While the i30 and Golf drive very differently, their practicality is very similar. Undoubtedly, Hyundai targeted the Golf closely while developing this new i30. Neither car has the biggest boot in class, but they are right-sized, nice and square, and feature clever touches to help owners easily transport cargo.
The Golf’s 380 litre boot.
The Golf’s boot measures in at 380 litres with the seats up, and 1,270 litres with the back row folded. That’s slightly less than the i30’s 395 litres / 1,301 litres. Both cars feature useful shopping bag hooks and storage on either side, though the Golf is unique in offering an adjustable dual-level boot floor and the ability to fold the rear seats truly flat, helping to slide heavy items like flat-pack furniture right to the front easily. That said, higher-specification i30s do have this feature; the Active misses out.
The i30’s 395 litre boot.
Both the i30 and Golf feature roomy rear seats, with a well-shaped base, and more than enough leg, foot and headroom for even tall occupants. The i30 features a centre rear armrest with cupholders – the Golf does not at this level – plus the map pockets and reasonable door pockets mirrored by the Volkswagen. Critically, for carrying friends, the Golf one-ups the i30 by offering rear air conditioning vents as standard, even at the base model level. Plus, the Volkswagen’s four door pockets are each lined with felt to prevent items from rattling around noisily on the move – another nice little touch.

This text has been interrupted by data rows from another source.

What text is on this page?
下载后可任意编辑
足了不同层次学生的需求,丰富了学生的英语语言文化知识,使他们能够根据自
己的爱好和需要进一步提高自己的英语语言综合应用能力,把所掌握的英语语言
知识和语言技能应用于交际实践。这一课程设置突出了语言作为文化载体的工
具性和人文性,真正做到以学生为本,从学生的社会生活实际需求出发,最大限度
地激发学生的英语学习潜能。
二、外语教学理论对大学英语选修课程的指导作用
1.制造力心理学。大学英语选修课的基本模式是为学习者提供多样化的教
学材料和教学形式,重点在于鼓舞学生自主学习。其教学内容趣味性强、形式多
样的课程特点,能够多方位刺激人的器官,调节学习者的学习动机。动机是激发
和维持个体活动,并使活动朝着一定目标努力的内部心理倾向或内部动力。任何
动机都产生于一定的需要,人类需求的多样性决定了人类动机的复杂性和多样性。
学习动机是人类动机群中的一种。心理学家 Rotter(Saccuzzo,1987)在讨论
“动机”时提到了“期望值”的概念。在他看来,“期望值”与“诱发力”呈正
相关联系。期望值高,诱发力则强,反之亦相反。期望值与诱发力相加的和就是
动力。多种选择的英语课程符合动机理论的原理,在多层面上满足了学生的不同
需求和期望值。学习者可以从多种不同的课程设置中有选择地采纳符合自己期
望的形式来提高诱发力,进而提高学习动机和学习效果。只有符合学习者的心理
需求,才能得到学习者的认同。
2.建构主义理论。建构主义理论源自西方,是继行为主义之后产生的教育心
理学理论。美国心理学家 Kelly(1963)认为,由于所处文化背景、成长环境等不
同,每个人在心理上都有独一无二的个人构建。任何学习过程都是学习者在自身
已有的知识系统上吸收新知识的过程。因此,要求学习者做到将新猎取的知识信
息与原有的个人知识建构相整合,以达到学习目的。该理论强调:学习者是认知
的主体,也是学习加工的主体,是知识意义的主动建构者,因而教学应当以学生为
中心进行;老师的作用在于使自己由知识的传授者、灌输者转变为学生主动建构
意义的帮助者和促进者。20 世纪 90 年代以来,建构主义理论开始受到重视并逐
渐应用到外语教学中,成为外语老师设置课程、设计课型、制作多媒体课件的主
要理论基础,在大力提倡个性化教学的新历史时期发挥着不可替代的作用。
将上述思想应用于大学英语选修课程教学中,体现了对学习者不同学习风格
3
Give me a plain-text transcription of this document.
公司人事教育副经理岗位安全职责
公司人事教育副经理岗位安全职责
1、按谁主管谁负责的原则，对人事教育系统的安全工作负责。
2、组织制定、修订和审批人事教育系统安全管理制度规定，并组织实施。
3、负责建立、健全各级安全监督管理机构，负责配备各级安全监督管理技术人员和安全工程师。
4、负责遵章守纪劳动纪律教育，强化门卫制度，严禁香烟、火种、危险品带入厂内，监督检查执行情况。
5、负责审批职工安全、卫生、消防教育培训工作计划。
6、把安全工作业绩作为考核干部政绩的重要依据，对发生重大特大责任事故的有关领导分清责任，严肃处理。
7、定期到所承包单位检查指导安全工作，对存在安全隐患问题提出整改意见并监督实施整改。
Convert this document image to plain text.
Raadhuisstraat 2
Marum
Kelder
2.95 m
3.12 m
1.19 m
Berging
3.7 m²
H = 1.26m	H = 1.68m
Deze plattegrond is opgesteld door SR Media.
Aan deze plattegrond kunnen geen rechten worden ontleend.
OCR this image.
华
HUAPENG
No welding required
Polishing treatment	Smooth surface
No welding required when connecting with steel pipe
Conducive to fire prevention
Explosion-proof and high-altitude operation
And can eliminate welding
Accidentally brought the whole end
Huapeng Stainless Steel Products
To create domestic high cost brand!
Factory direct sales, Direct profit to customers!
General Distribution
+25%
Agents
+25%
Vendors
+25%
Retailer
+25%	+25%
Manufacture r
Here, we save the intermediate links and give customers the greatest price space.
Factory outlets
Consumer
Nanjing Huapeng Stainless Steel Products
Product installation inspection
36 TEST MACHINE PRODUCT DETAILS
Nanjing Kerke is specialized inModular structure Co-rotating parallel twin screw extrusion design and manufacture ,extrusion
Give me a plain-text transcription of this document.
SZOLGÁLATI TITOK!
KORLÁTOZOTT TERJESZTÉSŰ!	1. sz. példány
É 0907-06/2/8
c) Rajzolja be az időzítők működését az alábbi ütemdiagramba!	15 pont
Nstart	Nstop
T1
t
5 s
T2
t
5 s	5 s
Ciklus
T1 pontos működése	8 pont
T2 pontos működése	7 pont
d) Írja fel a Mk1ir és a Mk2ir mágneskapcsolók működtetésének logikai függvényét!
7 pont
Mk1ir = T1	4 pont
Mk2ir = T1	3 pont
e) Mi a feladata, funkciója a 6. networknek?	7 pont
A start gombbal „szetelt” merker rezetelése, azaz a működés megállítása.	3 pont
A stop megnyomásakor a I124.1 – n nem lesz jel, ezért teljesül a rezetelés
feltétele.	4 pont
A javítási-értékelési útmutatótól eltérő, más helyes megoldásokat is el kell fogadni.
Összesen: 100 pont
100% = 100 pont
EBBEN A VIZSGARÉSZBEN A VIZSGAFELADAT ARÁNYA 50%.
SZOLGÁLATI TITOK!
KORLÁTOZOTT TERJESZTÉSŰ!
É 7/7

One of the Golf’s thoughtful touches: felt-lined door pockets.
The front seat of both is also quite practical, with storage spots everywhere in their cabins. Both have good sized door bins (though the Golf’s is flock-lined, like the rear seat), decent cupholders (though the electric hand brake of the Golf allows it to better use the available centre console space, as upper spec i30 automatics do as well), large gloveboxes, big storage spots underneath the centre armrest and phone trays underneath the climate controls, though the Golf’s is hard to reach in dark spots.
While we’ve unearthed plenty of meaningful differences between the Hyundai i30 Active and the Volkswagen Golf 110TSI in this twin-test, what’s clear is that these two cars are both highly accomplished – in fact, we rate than as the top two choices in the first car class.
Not only do the i30 and Golf represent good value for money, but they both present a level of talent not often seen in rival small cars. That’s found in the way the interiors are presented, the way the cars handle and drive, and their relatively compromise-free nature.
The i30 offers a long equipment list and cheap ownership costs, and it drives reasonably well as well. However, while the Golf costs more to buy in the first place, and to service later, it is a superior car at this level. Its driving experience is more luxurious and quiet than the i30, its engine is significantly more efficient, yet also quieter and punchier.
While the Golf may not offer some features at base level, it does crucially include automatic emergency braking – a big plus for any driver, let alone inexperienced first drivers. Add to that a quality and practical interior, and it’s a conclusive win for the Golf.